Casada há 20 anos, seus dois filhos a acompanham na feira e se incumbem da parte ‘tecnológica’ das vendas, passando cartões de crédito pela maquininha, finalizando um pix, fazendo somas complicadas. O marido participa ativamente no processo de colheita, na montagem das bancas e nas vendas. O restante da família põe a mão na massa: metade do que vende são eles mesmos quem plantam: jiló, berinjela, abobrinha, quiabo, brócolis, milho.
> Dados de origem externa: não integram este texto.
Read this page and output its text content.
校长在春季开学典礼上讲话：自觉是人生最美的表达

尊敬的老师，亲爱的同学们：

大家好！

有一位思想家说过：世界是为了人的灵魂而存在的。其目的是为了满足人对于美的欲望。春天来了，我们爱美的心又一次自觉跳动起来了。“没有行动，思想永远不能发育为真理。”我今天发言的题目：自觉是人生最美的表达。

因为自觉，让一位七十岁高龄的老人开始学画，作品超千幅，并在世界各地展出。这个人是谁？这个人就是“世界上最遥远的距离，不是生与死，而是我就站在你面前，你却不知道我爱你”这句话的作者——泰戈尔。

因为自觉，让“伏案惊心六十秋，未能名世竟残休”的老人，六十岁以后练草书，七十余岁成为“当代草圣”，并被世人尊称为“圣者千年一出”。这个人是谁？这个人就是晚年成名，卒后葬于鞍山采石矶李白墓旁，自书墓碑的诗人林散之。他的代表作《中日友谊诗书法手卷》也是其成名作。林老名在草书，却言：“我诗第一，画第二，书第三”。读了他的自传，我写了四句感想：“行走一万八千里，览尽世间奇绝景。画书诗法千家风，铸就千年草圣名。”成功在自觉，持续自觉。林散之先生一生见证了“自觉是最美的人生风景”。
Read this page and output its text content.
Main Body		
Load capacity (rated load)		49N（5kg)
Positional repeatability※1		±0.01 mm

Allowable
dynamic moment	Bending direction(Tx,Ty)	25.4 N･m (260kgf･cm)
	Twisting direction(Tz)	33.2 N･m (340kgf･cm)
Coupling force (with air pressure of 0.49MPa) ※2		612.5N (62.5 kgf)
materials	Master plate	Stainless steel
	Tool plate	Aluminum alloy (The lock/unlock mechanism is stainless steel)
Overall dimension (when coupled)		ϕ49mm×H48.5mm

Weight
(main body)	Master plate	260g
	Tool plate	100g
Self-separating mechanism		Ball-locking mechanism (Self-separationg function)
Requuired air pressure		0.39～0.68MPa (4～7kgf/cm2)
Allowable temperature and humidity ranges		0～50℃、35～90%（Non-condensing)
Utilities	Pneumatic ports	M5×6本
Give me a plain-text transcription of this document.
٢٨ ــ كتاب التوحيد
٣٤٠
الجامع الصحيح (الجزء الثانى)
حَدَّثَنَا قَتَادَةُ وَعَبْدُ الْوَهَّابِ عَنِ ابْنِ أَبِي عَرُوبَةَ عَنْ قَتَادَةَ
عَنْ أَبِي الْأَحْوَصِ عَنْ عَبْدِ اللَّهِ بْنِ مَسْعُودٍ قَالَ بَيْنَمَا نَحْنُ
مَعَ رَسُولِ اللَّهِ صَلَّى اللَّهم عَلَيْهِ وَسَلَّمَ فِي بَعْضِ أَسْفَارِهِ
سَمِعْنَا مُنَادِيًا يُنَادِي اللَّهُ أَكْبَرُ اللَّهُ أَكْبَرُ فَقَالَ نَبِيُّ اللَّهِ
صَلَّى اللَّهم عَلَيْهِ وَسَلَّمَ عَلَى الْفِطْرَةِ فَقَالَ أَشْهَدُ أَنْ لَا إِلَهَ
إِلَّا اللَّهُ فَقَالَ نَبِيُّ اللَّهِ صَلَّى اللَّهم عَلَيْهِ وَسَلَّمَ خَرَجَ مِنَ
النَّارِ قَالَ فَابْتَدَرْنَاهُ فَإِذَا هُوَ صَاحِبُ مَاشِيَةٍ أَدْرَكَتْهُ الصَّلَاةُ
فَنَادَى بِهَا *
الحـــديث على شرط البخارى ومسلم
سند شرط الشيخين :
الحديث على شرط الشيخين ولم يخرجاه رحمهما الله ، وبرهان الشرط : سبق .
A outra metade é comprada em entrepostos como o CEASA (Centro Estadual de Abastecimento).

Solange também mora em sítio. “Nós levantamos cedo no sábado e organizamos toda a mercadoria; daí a gente vem para feira à noitinha e já fica por aqui, atravessamos a madrugada e só voltamos para casa ali pelas 16h”. Em dias de sorte, sua mãe prepara o almoço do domingo, o que facilita a vida. “Mas tem vez em que ela não faz… não gosta muito de cozinhar” e ri dessa declaração.

Porém, todo esse trabalho e sacrifício caem por terra quando enfrenta a falta de reconhecimento por uma parte da clientela. “Algumas pessoas não dão valor à produção rural, algumas mulheres reclamam até dos produtos mais bonitos, daí você põe um preço mais razoável na mercadoria e, mesmo assim, elas reclamam e fazem comparações com os supermercados”. Atualmente, ela e sua família trabalham em apenas duas feiras livres na semana, afirmando que as vendas estão muito fracas.

Sua característica, percebida de longe por quem frequenta a feira, é o modo de chamar a atenção de todos, no grito, oferecendo o que trouxe para vender. Solange diz que aprendeu a estratégia com o pai a fim de atrair a atenção do cliente e vender mais rápido o que ainda está na banca. “Problema, mesmo, é a quinta-feira”, ela diz. Alguns supermercados fazem promoção de verduras e legumes nesse dia da semana e o movimento na feira vem caindo muito.

Mas ela é otimista e não desiste. “Aqui na feira tem muitas pessoas boas, que sempre compram da gente, eles chegam e já falam que gostam de conversar, gostam de dar umas risadas porque a gente gosta de brincar com elas”. Ela também se diverte com esse contato e esse relacionamento eventual, porque é o momento de esquecer as questões pessoais: “a gente tem que deixar os problemas em casa e vir pra cá, não é mesmo?” finalizou com um sorriso.

ROTINA

Fim de feira, hora da xepa. Uma certa melancolia começa a se espalhar pelo galpão. Os sons diminuem de intensidade, a mercadoria que sobrou é recolhida num ritual conhecido e automático. Parte dessa sobra será vendida a restaurantes, outra porção é oferecida a quem vem pedir porque não pôde comprar. Caminhões e peruas Kombi vão saindo, as bancas desmontadas parecem praticáveis de um teatro. Os muitos personagens que se cruzaram nessa cena dispersam-se em muitas direções. Hora de conferir o resultado, de somar os lucros, de pensar na feira livre de amanhã.